My rights don't end where your fear begins.
(Score: 3, Touché) by looorg on Tuesday September 15 2020, @12:13PM (7 children)
People actually register their hardware with the creator? I know the information comes in the boxes when I buy it but it never actually occurred to me that people actually took the time to register them or fill out those "warranty" cards etc. Razer previously mainly made mice, keyboards and headphones etc. What the hell do you need cloud access for with those devices? Perhaps they started making other things that actually somehow for some reason require access to the net but I can't really imagine why. Is this something they require now to push updates? Otherwise it's just a source for more commercials and if you sign up for that you are an idiot and deserve to be leaked out into the cloud.
(Score: 2) by ElizabethGreene on Tuesday September 15 2020, @02:21PM (1 child)
If you get one of the clicky-clicky light-up keyboards then the app that changes the light patterns and hotkeys requires a cloud login. When I found out I told my son to return the keyboard because that was BS, but he chose not to.
(Score: -1, Flamebait) by Anonymous Coward on Tuesday September 15 2020, @06:29PM
that's too bad. maybe talking to him about self respect, not being a whore, the lifelong impact of these (seemingly) little compromises (i mean, if you won't stand up for yourself with such low stakes what will happen when it's something important?) and what it will do to his self esteem and integrity, etc. and then ask him what he is going to do about it? Will he be a man or a mouse? Does he consider himself a coward? would he like to turn into one? becasude that's what happens when you cop out on little shit after a while. you turn into a sycophantic coward. You'd be surprised how well reasoning with them and letting them decide works.
(Score: 5, Informative) by EvilSS on Tuesday September 15 2020, @03:16PM (2 children)
(Score: 2) by looorg on Tuesday September 15 2020, @05:12PM (1 child)

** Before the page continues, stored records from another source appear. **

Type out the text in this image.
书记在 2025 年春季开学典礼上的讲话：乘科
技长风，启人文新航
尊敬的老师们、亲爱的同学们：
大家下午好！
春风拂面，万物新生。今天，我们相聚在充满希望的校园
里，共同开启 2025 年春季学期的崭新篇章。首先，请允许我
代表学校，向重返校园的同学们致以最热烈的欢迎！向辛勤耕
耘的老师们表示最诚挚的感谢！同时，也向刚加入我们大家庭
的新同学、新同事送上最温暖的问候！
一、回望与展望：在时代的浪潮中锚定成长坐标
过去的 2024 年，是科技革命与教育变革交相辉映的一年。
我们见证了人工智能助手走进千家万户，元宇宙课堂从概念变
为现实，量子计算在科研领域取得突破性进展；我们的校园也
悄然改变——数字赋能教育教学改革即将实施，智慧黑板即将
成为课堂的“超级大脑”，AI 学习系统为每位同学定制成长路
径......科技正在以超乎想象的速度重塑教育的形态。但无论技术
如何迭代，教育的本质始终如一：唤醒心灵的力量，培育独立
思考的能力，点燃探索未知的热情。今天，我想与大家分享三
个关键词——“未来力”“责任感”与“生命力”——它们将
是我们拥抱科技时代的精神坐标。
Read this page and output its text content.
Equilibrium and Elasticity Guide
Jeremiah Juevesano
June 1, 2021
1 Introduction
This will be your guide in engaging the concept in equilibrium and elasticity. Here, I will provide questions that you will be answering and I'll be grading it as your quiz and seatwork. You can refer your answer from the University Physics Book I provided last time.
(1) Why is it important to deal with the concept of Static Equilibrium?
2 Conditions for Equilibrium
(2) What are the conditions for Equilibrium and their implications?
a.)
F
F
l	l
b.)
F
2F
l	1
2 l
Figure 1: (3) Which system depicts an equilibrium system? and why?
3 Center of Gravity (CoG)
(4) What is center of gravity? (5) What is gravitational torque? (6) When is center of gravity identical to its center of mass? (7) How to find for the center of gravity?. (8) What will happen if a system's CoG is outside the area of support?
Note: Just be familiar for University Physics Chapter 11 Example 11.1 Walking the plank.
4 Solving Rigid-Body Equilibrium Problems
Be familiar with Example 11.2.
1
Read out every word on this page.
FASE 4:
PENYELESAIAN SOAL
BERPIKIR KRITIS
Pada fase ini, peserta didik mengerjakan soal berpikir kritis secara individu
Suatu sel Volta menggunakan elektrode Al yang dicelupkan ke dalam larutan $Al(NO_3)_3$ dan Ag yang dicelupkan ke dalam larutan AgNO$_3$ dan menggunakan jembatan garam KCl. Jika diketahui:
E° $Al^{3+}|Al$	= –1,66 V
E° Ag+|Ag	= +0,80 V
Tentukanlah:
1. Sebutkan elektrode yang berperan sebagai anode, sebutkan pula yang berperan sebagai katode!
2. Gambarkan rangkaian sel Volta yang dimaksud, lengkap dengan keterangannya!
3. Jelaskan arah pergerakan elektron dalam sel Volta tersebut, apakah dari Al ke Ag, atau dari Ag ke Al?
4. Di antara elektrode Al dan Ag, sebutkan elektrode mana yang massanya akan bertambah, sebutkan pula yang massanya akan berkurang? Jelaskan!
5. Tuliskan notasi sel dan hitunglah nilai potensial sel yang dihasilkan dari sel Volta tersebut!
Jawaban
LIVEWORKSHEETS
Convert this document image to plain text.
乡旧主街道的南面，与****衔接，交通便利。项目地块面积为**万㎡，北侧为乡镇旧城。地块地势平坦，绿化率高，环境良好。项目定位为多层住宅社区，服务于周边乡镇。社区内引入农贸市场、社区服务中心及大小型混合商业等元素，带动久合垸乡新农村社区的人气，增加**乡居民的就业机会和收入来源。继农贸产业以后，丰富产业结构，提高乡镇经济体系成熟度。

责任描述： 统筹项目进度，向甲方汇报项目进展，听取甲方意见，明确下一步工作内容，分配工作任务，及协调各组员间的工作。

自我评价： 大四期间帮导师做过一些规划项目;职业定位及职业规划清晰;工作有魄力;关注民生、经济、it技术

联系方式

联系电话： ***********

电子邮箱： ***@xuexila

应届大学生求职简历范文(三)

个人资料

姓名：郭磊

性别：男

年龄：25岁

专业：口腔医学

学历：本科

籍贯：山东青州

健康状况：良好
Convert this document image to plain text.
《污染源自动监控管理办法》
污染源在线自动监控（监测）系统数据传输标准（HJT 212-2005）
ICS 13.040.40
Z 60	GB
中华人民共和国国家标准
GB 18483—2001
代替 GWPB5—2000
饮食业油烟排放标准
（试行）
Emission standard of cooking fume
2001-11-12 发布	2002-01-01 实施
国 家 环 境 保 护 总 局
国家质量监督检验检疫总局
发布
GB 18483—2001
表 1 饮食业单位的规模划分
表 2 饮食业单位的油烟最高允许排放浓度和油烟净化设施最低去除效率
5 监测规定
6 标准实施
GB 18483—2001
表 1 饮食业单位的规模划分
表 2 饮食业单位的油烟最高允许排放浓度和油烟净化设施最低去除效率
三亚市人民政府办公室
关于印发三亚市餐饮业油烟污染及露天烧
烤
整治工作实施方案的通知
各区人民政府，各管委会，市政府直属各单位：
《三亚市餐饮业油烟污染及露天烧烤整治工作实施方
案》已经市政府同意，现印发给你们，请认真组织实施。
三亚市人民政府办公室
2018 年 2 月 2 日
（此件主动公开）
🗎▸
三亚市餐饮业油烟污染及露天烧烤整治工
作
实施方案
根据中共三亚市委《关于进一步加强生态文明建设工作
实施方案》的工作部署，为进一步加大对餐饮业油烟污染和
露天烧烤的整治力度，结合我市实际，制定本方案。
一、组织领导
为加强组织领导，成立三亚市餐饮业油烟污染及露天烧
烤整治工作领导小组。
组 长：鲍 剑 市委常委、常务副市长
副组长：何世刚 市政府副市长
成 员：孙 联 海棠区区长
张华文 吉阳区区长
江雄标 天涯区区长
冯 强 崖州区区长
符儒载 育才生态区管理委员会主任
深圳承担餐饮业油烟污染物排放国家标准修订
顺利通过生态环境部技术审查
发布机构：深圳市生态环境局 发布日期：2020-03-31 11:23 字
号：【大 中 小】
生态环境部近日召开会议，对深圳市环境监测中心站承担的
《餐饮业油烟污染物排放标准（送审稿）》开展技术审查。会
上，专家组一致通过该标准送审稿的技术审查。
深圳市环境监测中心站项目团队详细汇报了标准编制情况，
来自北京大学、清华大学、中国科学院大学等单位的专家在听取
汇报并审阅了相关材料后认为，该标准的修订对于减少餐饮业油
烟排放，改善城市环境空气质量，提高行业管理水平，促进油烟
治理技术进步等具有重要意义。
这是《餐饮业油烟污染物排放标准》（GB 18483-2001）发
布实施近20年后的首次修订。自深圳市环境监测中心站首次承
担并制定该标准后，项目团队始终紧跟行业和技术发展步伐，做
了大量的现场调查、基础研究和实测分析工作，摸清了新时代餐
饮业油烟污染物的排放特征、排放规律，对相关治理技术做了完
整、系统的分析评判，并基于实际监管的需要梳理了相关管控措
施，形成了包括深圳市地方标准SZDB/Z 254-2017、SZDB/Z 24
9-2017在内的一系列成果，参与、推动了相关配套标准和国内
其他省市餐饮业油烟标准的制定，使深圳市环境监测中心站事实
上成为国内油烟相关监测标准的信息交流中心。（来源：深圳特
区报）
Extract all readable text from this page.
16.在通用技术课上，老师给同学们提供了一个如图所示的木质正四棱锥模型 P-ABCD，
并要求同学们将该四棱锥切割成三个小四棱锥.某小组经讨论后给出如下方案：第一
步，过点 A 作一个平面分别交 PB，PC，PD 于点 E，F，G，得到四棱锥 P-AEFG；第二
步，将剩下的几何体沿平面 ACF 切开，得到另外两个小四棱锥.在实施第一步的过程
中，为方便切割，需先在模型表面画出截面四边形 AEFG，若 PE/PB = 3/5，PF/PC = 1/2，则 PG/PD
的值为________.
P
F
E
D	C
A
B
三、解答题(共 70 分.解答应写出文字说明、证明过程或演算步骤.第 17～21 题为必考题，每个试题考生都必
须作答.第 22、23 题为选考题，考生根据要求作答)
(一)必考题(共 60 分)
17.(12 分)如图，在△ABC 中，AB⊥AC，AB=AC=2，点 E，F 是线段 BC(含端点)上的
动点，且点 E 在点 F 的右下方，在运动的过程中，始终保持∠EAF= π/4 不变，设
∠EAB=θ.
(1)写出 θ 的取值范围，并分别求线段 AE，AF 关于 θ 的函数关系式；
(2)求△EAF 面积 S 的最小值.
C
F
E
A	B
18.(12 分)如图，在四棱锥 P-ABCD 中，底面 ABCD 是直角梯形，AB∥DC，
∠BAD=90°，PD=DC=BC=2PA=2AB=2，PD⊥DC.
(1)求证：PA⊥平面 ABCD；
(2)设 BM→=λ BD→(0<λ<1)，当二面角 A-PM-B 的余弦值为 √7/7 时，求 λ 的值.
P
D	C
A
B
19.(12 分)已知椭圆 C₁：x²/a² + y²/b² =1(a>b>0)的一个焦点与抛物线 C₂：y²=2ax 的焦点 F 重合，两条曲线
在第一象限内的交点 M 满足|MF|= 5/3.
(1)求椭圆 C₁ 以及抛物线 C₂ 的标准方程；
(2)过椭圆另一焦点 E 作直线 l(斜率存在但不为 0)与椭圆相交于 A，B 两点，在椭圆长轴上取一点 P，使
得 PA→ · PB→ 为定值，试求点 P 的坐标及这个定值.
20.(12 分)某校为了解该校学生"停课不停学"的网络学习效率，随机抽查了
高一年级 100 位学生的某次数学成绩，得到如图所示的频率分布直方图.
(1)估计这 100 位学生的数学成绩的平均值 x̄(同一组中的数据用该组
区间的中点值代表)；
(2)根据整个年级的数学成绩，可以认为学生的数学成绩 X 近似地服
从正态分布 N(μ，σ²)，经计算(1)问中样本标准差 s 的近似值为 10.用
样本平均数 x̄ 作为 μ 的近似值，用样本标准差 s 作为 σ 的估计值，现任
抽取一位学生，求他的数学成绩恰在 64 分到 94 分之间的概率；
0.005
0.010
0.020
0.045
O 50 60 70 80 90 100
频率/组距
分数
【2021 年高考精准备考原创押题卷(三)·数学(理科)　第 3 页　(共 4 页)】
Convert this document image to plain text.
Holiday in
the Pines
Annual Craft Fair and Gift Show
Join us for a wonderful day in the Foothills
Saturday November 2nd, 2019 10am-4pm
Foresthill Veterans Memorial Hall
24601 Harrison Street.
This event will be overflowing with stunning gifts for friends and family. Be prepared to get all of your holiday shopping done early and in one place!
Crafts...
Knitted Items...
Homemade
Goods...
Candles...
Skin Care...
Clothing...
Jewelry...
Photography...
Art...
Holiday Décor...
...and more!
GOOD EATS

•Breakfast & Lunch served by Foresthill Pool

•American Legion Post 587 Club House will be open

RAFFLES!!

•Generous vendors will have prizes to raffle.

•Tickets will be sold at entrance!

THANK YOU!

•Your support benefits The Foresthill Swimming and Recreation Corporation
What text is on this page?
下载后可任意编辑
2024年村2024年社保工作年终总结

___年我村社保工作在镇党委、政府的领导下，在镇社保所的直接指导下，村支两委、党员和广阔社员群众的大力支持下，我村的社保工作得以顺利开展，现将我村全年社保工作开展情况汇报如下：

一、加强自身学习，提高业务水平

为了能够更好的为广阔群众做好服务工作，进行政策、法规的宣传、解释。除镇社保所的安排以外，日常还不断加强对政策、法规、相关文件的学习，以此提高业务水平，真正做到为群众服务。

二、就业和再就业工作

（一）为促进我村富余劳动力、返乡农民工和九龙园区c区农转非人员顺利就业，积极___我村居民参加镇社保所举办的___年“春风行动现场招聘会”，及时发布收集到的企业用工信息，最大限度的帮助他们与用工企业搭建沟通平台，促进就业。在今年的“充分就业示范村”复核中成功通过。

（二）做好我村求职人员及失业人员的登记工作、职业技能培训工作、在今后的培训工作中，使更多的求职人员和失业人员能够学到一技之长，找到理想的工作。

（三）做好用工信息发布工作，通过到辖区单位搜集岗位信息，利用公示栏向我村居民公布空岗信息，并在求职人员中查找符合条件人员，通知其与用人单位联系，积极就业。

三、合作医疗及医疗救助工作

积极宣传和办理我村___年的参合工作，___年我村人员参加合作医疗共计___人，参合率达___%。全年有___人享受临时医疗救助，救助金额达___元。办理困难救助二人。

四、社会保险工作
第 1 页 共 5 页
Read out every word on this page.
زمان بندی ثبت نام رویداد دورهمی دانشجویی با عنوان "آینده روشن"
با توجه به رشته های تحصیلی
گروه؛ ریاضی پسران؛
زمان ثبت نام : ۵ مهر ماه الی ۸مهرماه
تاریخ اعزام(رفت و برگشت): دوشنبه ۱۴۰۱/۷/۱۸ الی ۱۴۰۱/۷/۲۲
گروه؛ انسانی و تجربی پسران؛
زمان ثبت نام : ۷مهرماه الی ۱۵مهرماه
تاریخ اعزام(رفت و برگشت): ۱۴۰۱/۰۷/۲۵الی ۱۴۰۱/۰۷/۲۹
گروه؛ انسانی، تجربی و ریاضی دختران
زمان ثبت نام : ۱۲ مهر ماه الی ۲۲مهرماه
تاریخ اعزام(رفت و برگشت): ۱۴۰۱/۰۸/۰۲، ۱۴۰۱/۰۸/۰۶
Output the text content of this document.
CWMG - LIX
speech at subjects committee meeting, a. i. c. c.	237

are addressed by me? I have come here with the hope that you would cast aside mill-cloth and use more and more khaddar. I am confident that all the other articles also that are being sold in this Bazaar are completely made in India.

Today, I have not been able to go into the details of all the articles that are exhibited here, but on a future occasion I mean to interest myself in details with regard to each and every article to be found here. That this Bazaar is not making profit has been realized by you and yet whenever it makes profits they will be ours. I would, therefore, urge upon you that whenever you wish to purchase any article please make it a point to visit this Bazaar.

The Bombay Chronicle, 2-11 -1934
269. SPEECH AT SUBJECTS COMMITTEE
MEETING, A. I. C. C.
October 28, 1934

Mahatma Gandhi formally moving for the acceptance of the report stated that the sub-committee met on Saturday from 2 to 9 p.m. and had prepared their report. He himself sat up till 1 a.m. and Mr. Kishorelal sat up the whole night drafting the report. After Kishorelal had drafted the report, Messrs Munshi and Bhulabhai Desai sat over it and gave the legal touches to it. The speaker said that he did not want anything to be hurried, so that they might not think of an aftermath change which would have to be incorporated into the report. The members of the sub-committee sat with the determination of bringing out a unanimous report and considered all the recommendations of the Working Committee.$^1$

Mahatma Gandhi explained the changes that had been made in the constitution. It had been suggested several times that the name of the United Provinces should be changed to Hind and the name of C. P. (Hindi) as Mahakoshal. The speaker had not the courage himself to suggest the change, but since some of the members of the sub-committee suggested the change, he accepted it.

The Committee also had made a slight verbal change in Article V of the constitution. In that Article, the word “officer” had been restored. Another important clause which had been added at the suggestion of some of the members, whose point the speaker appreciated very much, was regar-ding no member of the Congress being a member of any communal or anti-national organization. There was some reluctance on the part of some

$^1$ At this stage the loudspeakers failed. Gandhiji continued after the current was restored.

Weird. The last keyboard and mouse I bought was Steelseries, it was just the one that looked and felt least sucky and did what I wanted -- a comfy mouse and a mechanical keyboard with the right feel and pressure. But they also have a lot of that crap with lights and god knows what else. But their software doesn't require you to register in the cloud, you can if you like to but you don't have to for the software to work. That said it is still kinda stupid that I have to run that software in the background to TURN OFF the light in the mouse, cause apparently being ON is the default value. But then at the same time I just disabled all the other weird mouse functions like extra buttons all over and movement-pattern-events (or whatever it's called). So I have to run the software to turn things off that shouldn't be on in the first place. The keyboard has no such issues at all. I know the software tries to call home every now and then to check for updates and stuff but those are not permitted to talk to anything outside my network so it is for not on their part.
(Score: 2) by EvilSS on Tuesday September 15 2020, @08:31PM
(Score: 0) by Anonymous Coward on Tuesday September 15 2020, @05:26PM
Fishing expeditions and witch-hunts. The US-ian government has a burgeoning obsession with hunting down and destroying presumptive 'social offender' suspects.
(Score: 0) by Anonymous Coward on Thursday September 17 2020, @11:37AM
Well keyboards are often used to type passwords and other sensitive information.
"Cloud access" makes it easier to get those passwords and figure out where to use them.
(Score: 3, Insightful) by ElizabethGreene on Tuesday September 15 2020, @02:16PM
This is a clear demonstration of why it is dumb to require a cloud login to change the LED pattern and hotkey layout on a keyboard.